[Intel-gfx] [PATCH 04/31] drm/i915/execlists: Pull CSB reset under the timeline.lock

Tue Jun 26 11:04:43 UTC 2018

Quoting Tvrtko Ursulin (2018-06-26 11:59:05)
> 
> On 25/06/2018 10:48, Chris Wilson wrote:
> > In the following patch, we will process the CSB events under the
> > timeline.lock and not serailiased by the tasklet. This also means that we
> 
> Typo in serialised.
> 
> > will need to protect access to common variables such as
> > execlists->csb_head with the timeline.lock during reset.
> > 
> > v2: Move sync_irq to avoid deadlocks between taking timeline.lock from
> > our interrupt handler.
> > 
> > Signed-off-by: Chris Wilson <chris at chris-wilson.co.uk>
> > ---
> >   drivers/gpu/drm/i915/intel_lrc.c | 11 +++++------
> >   1 file changed, 5 insertions(+), 6 deletions(-)
> > 
> > diff --git a/drivers/gpu/drm/i915/intel_lrc.c b/drivers/gpu/drm/i915/intel_lrc.c
> > index b5c809201c7a..2cbb293fb409 100644
> > --- a/drivers/gpu/drm/i915/intel_lrc.c
> > +++ b/drivers/gpu/drm/i915/intel_lrc.c
> > @@ -871,7 +871,6 @@ static void reset_irq(struct intel_engine_cs *engine)
> >   {
> >       /* Mark all CS interrupts as complete */
> >       smp_store_mb(engine->execlists.active, 0);
> > -     synchronize_hardirq(engine->i915->drm.irq);
> >   
> >       clear_gtiir(engine);
> >   
> > @@ -912,6 +911,8 @@ static void execlists_cancel_requests(struct intel_engine_cs *engine)
> >   
> >       /* Cancel the requests on the HW and clear the ELSP tracker. */
> >       execlists_cancel_port_requests(execlists);
> > +
> > +     synchronize_hardirq(engine->i915->drm.irq);
> 
> This is why I hate trickery. It used to be smp_store_mb then 
> synchronize_hardirq, and now it would be the opposite. I have no idea 
> what's broken before, and what's after, or if all is just pointless. 
> Hmmm... even funnier, it seems that in the current code we already have 
> synchronize_hardirq from the irqdisabled section. Should that be fixed 
> with an explicit patch first?
> 
> >       reset_irq(engine);
> >   
> >       spin_lock(&engine->timeline.lock);
> > @@ -1969,8 +1970,8 @@ static void execlists_reset(struct intel_engine_cs *engine,
> >                 engine->name, request ? request->global_seqno : 0,
> >                 intel_engine_get_seqno(engine));
> >   
> > -     /* See execlists_cancel_requests() for the irq/spinlock split. */
> > -     local_irq_save(flags);
> > +     synchronize_hardirq(engine->i915->drm.irq);
> > +     spin_lock_irqsave(&engine->timeline.lock, flags);
> 
> What is the point of synchronize_hardirq here?
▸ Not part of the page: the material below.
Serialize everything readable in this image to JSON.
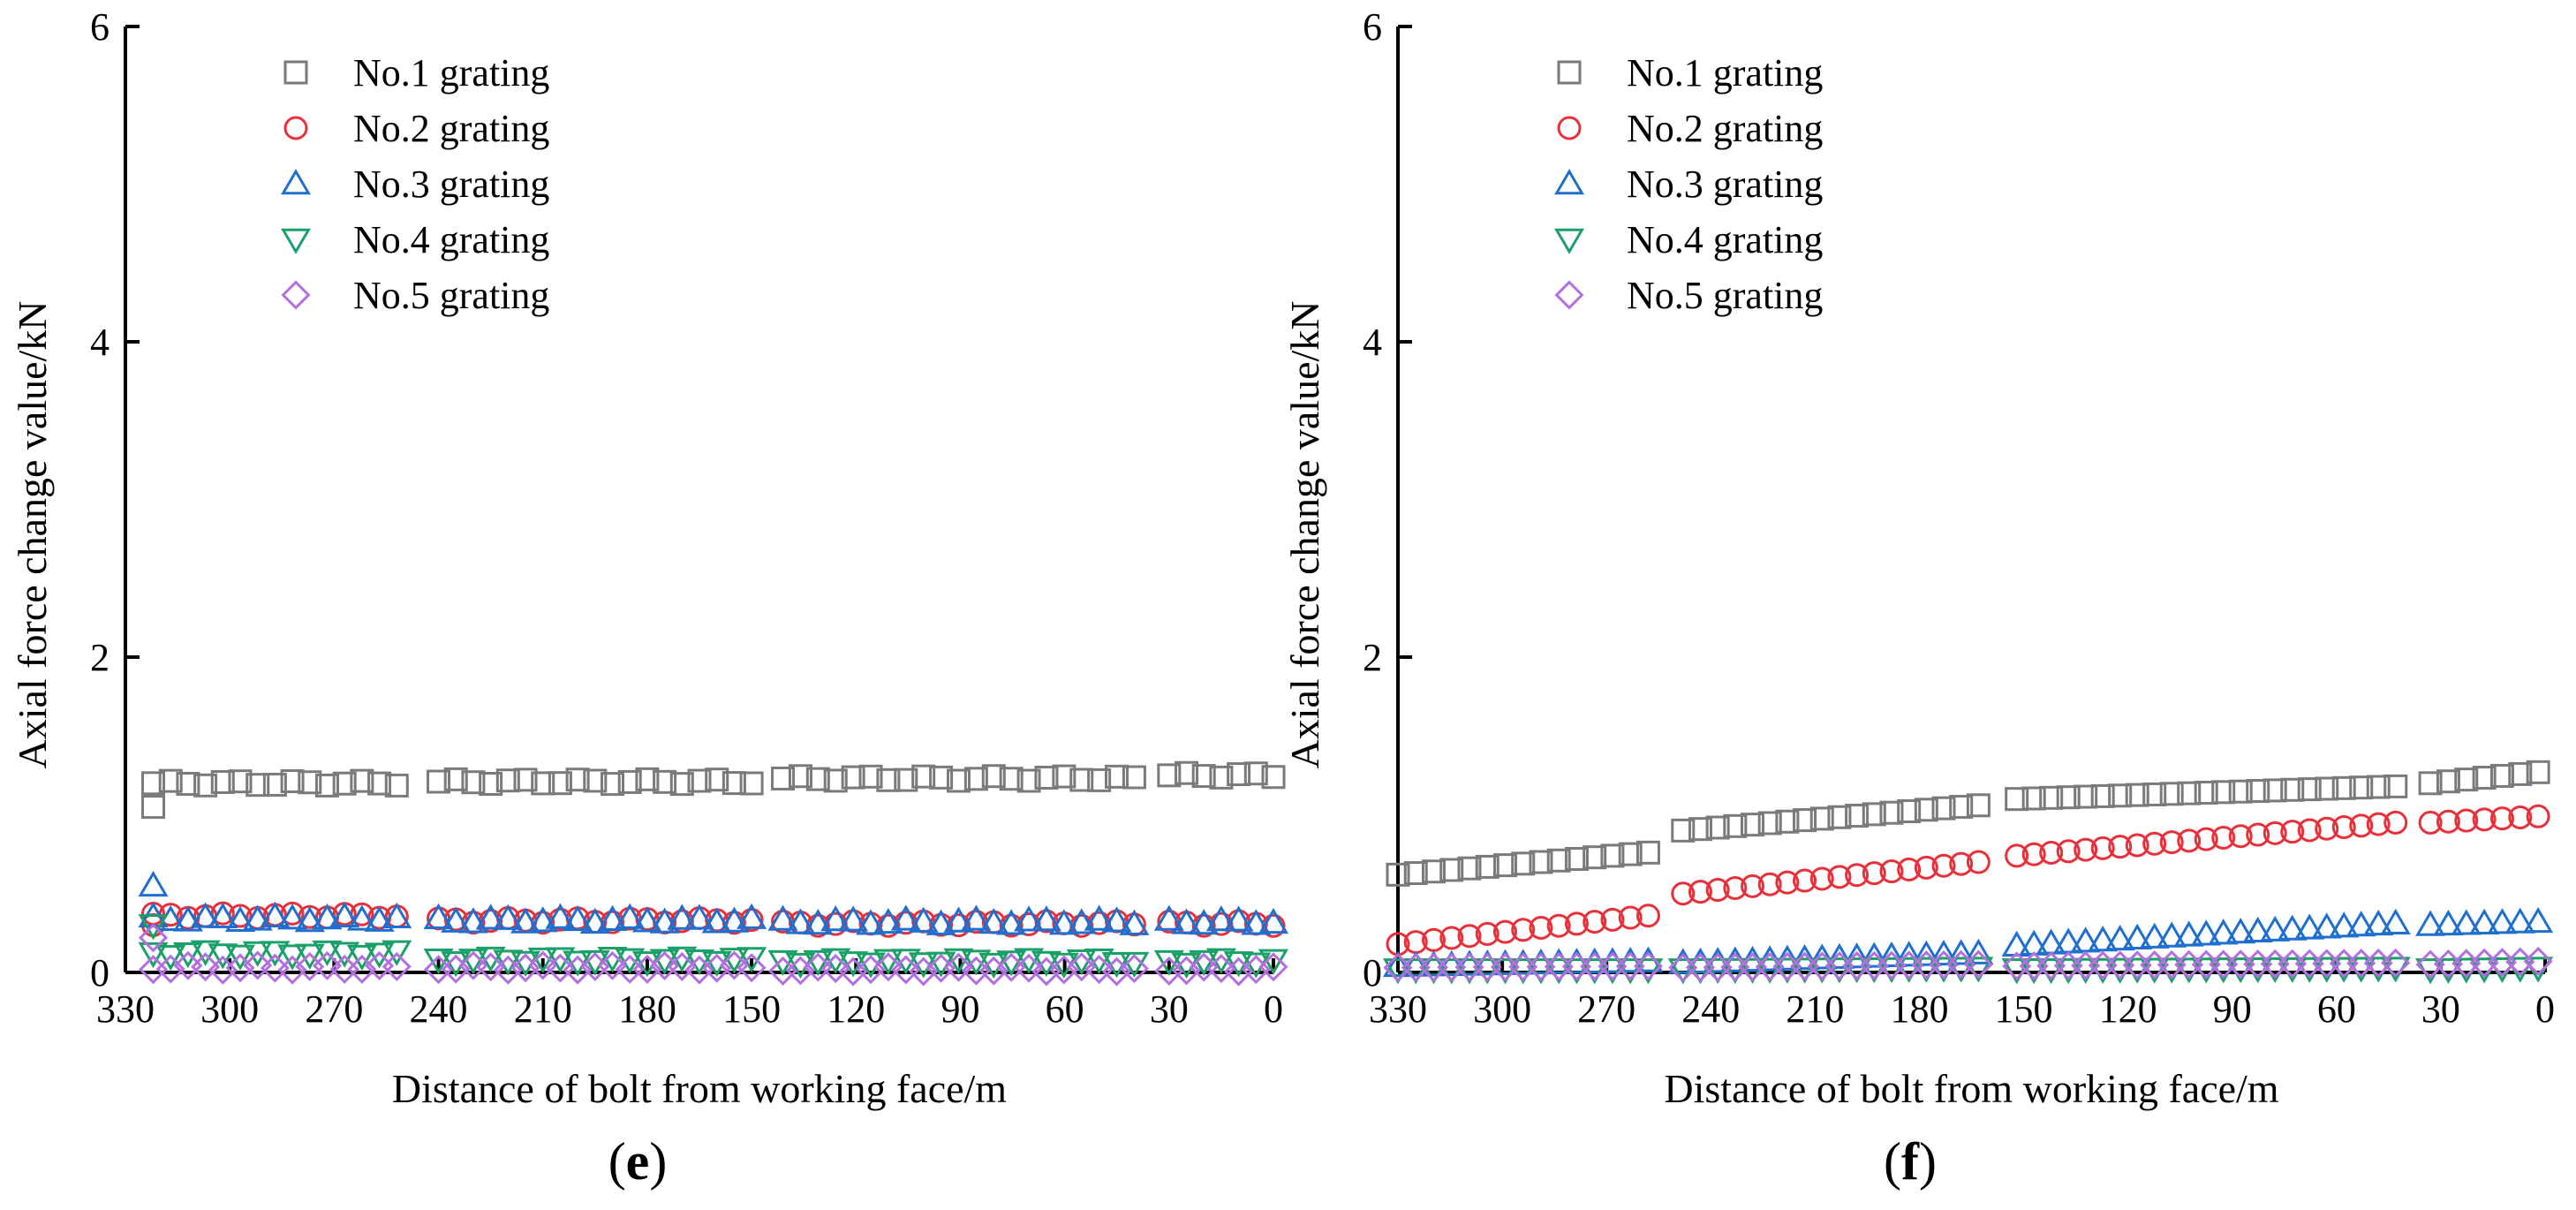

If it was running the 
> spinlock would wait for it, if it was pending the opposite or nothing, 
> but if we wait for it before the spinlock what says new one cannot 
> become pending between synchronize_hardirq and the spinlock?

It's ok from irqoff. We can just kill it, as it was just icing on the
cake. Or lipstick on a pig. I guess it should die in case anyone does a
git grep sychronize_hardirq...

It's the serialisation of CSB processing with the reset that is
important to make sure we don't replay stale events afterwards.
-Chris